Oh, my God. I slapped a hand to my mouth, the tears gushing down my cheeks now, my heart growing heavier with each second. What if I had been pregnant?

“What about Ishara?”

“I killed Ishara.”

No! He didn’t. I swallowed against the ache lining my throat, trying not to believe what I was hearing.

“Why?”

“She was in love with me.”

I winced, a vicious pain penetrating my heart.

“What about Ria’s parents? Why did you kill them?”

“Collateral damage. They knew too much.”

I stabbed the stop button and hurled the device across the room. It crashed into a wall, bits, and pieces of splintered hard plastic and two small batteries rained on the floor, taking my breath with. The pain in my chest intensified. I reached up and pressed a clenched fist into it, circulating to calm it down. It didn’t work. Slowly, I slid to the floor and pulled my knees up to my chest. Circling my legs, I rested my brow on my knees and bawled my eyes out. My body shook with uncontrollable sobs. How could Zayne be so callous? In all the time I’d been with him, he’d shown me such gentleness. Was it all an act?

Of course, it was. Hadn’t he used me the first time we met, to get to Rex? Why would this time be any different?

No matter how many times I swiped the tears with the back of my hand, they wouldn’t stop falling. I’d never cried this much before, not even at my mom’s funeral, perhaps I was combining the two aches and why the tears were so relentless. For so long, I’d been happy despite the overshadowing gloom of my father’s intention, yet in a space of a few weeks, I’d experienced the worst possible sadness a person could endure. I always thought that maybe somewhere along the way, my father would reconsider, and he did, only my life had been turned upside down within a few minutes by the one person I thought I’d love for the rest of my life.

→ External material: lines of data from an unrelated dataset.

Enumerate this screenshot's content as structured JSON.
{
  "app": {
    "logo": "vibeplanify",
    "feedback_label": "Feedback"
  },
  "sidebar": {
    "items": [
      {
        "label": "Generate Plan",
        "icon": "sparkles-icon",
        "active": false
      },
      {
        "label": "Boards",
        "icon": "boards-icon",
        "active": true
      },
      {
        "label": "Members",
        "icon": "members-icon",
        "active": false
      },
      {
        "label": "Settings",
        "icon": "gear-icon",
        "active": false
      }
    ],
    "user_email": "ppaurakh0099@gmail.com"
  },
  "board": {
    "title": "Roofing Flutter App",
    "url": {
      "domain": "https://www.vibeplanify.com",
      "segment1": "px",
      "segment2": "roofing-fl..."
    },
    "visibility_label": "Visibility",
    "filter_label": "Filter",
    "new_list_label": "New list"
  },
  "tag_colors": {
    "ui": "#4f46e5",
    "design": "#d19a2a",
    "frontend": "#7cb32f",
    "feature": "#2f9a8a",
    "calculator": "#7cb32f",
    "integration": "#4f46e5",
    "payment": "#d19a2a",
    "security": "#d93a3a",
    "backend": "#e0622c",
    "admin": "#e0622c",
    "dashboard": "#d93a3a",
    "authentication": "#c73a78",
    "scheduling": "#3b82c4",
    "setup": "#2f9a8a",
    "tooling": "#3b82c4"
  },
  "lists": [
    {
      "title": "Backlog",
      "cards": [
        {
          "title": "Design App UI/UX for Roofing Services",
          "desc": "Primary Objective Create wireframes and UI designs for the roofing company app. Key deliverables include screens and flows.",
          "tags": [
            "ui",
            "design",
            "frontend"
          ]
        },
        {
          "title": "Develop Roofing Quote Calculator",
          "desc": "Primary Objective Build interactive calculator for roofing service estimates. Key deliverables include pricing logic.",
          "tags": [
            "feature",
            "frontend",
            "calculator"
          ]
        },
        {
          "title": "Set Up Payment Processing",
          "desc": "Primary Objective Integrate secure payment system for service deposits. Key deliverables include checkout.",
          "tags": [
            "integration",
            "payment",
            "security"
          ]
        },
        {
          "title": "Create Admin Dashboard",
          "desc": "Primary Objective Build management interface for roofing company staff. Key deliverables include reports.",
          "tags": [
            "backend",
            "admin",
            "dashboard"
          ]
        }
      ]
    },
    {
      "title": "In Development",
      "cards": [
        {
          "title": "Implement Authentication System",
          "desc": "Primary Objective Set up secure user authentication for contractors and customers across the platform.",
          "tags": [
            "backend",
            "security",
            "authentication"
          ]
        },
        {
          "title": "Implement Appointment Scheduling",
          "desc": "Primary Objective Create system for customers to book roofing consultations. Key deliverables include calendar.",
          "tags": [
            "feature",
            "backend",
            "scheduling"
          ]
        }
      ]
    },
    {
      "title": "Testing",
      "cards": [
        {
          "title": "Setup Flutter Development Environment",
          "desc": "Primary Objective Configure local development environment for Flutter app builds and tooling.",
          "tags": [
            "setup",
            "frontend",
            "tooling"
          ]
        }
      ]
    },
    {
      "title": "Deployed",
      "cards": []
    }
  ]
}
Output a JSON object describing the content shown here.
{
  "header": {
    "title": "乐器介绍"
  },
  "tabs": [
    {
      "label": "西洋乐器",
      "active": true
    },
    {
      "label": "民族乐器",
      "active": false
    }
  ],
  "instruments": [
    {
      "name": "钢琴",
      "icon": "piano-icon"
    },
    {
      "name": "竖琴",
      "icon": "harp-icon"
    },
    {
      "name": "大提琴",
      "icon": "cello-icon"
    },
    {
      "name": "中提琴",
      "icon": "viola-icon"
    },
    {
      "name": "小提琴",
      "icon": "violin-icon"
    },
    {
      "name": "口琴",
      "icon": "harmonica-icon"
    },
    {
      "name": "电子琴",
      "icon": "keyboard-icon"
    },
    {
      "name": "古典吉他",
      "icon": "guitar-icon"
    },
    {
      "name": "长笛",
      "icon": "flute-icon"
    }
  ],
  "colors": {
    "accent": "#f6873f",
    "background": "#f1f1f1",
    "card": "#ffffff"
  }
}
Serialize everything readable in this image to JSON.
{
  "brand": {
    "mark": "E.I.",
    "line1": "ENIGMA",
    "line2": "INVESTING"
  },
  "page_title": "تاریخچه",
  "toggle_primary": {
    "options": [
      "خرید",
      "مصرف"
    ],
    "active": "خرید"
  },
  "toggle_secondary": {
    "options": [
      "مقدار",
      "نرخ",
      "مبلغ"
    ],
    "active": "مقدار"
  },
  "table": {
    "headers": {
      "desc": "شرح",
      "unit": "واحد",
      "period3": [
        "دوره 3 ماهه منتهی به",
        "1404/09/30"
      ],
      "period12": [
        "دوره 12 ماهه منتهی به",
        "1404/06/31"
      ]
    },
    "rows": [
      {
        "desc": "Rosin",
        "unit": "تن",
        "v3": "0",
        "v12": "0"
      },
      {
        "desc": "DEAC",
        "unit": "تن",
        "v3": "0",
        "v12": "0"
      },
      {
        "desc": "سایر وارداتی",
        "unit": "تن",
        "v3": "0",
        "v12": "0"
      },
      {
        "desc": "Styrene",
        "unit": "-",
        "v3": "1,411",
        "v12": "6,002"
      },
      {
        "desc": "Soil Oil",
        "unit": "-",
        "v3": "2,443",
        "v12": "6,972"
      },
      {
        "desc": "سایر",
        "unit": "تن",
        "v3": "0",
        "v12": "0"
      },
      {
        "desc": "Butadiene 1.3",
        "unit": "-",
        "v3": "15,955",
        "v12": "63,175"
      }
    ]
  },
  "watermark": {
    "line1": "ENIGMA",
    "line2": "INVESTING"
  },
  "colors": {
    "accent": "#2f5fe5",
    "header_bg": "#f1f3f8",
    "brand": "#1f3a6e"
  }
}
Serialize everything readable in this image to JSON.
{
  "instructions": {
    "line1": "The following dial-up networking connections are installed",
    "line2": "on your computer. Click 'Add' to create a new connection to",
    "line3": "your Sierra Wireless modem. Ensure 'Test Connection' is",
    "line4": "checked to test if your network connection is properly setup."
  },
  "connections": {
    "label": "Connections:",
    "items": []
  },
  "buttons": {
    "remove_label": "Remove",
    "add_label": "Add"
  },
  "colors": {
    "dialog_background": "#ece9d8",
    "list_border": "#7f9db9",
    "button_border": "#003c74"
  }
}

After staring at the wooden floor for so long, my eyes cutting patterns over the grain, my mind empty, I stood and walked into the bathroom. Numb from the inside out, my movements mechanical, I ran a bath, not caring whether the water was hot or cold, tepid or scalding. Removing my clothes, I left the water to run and stepped into the bath. My skin unfeeling, my heart the weight of a thousand bricks, it helped lower my body to the ceramic floor. I stretched out, leaning my head back against the bath. My eyes closed, I allowed memories of Zayne, his touch, his kiss to gentle the ache of my soul for only a moment before the tormented cries of Harsh, Bhavna, and Ishara slammed into my head, snapping my eyes open and stunting my breathing.

Reaching for the lavender sponge, I ran it over my body, slowly at first. Then harder and faster. I scrubbed and scraped. Wanting to get rid of his touch, I could still feel. I burned and chafed. Wanting to get rid of his scent, I could still smell. Through the tears, I rubbed and scratched. My flesh tender, hurting. Still, I needed to get rid of him, to wipe every trace of his existence. But the memories wouldn’t let go. I cried harder until my chest constricted with the need for air. Hurling the sponge, I covered my face and sobbed into my hands.